天涯戳往黃大華胯下的手從半路上轉回來,溫柔地摸了一把他的臉,然後飛也似地衝出煙雜店。小暉也看到了母親,使勁地往前撲。可天涯看到兒子步履的動作雖大,卻像原地踏步一樣,兒子的腳怎麼回事?直到母子相聚,天涯才看到兒子的腳背上纏著厚厚的紗布,像患了大腳瘋一樣腫脹。
上班不小心摔傷的。小暉憂鬱地說。
怪不得這麼久沒有和家裏聯係!想到瘦弱的兒子獨自在寧波拖著傷腿無人照顧,天涯的淚水掉下來了,趕緊轉身。
當天下午,天涯殺了一隻老母雞,她顧不上收拾一下粘著雞血雞毛的身子,卻把洗得無比幹淨的老母雞塞進七尺鐵鍋,一頭紮進灶膛點火添柴熬雞湯。傍晚時分,雞湯的香味在後山坡冉冉升起,像金色的夕陽,充滿誘惑。天涯貪婪地吸著雞湯的香味,然後緊抿著嘴咽下,當她還想張嘴吸一口雞湯時,黃大華闖了進來,巴結地說,我送醬油來了!天涯彎眉瞥了他一眼,問,你咋知道我要醬油?全村人都知道小暉回家了,你大張旗鼓地宰雞,白斬雞蘸美味鮮醬油,極配!說完,黃大華東張西望,拿醬油瓶的手趁機蠢蠢欲動起來。
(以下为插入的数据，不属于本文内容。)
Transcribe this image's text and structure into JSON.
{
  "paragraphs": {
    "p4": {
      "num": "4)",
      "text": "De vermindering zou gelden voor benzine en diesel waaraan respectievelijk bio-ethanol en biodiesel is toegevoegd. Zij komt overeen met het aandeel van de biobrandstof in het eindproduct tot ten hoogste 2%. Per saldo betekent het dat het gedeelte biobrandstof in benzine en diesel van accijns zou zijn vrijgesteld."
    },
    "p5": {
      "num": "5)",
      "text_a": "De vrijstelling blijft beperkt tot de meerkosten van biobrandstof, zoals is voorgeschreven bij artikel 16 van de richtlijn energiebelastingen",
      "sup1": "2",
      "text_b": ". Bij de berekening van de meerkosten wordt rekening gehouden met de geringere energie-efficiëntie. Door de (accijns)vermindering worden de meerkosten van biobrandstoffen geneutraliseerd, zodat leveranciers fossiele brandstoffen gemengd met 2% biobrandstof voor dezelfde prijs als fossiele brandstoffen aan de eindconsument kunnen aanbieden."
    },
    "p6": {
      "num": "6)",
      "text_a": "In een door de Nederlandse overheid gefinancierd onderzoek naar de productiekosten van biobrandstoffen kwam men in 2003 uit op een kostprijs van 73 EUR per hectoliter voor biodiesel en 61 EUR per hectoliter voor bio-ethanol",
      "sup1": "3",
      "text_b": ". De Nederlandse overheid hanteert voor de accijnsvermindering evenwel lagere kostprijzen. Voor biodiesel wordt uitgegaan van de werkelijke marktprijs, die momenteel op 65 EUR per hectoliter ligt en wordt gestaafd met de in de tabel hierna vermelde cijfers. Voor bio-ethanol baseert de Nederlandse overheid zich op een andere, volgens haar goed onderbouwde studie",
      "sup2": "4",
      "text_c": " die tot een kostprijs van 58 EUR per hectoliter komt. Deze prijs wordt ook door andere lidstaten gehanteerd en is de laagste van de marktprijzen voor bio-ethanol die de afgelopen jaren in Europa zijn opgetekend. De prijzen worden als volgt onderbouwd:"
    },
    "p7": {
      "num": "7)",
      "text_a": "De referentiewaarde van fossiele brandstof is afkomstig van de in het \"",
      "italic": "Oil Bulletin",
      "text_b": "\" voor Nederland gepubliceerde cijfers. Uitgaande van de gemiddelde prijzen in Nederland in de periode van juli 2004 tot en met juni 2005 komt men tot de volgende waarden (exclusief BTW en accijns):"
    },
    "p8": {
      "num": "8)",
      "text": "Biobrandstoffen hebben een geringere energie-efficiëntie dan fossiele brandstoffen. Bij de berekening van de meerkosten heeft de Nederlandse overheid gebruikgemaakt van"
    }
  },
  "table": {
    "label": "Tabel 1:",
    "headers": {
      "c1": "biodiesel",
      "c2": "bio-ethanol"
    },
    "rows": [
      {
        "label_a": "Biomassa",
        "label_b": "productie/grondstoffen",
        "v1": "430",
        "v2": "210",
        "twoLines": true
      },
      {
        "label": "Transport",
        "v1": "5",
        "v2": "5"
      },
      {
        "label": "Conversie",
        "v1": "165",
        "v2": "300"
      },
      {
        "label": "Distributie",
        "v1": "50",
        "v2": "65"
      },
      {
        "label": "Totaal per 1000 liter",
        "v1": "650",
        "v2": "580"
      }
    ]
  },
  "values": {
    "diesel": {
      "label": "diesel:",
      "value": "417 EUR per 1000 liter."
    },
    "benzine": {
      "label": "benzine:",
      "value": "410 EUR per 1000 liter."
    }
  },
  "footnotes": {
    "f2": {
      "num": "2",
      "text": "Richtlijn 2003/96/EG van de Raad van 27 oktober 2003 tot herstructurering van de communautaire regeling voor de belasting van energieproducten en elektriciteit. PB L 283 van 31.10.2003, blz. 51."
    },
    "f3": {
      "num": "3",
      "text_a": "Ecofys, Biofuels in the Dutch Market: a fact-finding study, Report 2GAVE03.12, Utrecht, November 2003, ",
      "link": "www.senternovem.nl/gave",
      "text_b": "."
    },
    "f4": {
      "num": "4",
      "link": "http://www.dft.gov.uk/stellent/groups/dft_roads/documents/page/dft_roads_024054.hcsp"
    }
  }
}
是福不是禍,是禍躲不過。天涯一下子從草垛裏衝出來,對李斌喊,你以前沒敲門就直接闖進我家,這次敲門幹啥,敲破你賠?
大嫂啊大嫂,你去了哪裏啊?害得我們找你找得好苦!李斌一臉媚笑,蝦米一樣彎腰。嘿嘿,太陽打西邊出了。天涯暗暗地對自己說,然後打開家門,不卑不亢地對李斌喊,你進去搜吧!說完,側臉旁顧,卻意外地發現兩個陌生警察是女的,她們也看到了天涯,一前一後把她夾在當中。天涯的心咯噔一跳,她知道小暉出事了、出大事了,女警察是來押解她的。一連串的聯想使天涯極度緊張,她用眼角的餘光觀察著女警察的衣袖,衣袖寬大硬朗,一定藏著銬子。
大嫂,你趕緊收拾一下,我們一起去看小暉!兩個女警察對天涯說,她們的臉色既不陽光燦爛也不灰蒙暗淡。此時,天涯的目光像飛翔的小鳥害怕棍子揮打一樣,小心翼翼地從她們的肩頭滑向遠處。遠處,站著四個臉色鐵青的派出所協警,他們手持電警棍,不停地來回巡邏,像無形中織了一張插翅難飛的網,誰也逃不了!天涯在心裏大罵兒子,罵他是前生前世的討債鬼,是豬狗不如的畜生,不如死了讓老娘省心。罵完了兒子,她罵自己,罵自己犯賤,為圖一時的快樂生下這個孽障。她把自己罵得體無完膚後,又咬牙切齒地大罵黃大華,這個外表憨厚內心流氓的騙子,陰險毒辣,總會有不得好死的一天!她罵得口幹舌燥,想起死了十多年的丈夫,丈夫雖然比他大十六歲,和她不般配,但丈夫待她如掌上明珠,含在嘴裏怕化,捧在手裏怕碎。要是丈夫在,自己會這樣嗎?她的眼窩滿是霧一般的淚,腦袋一陣昏眩,直到兩個女警察拽住她的胳膊,她大口大口地吸著新鮮的空氣,終於把情緒調節穩妥,然後對李斌說,讓我進屋收拾一下可以嗎?李斌看了看旁邊的兩個女警察,她們對李斌點了點頭,李斌就朝天涯點了點頭。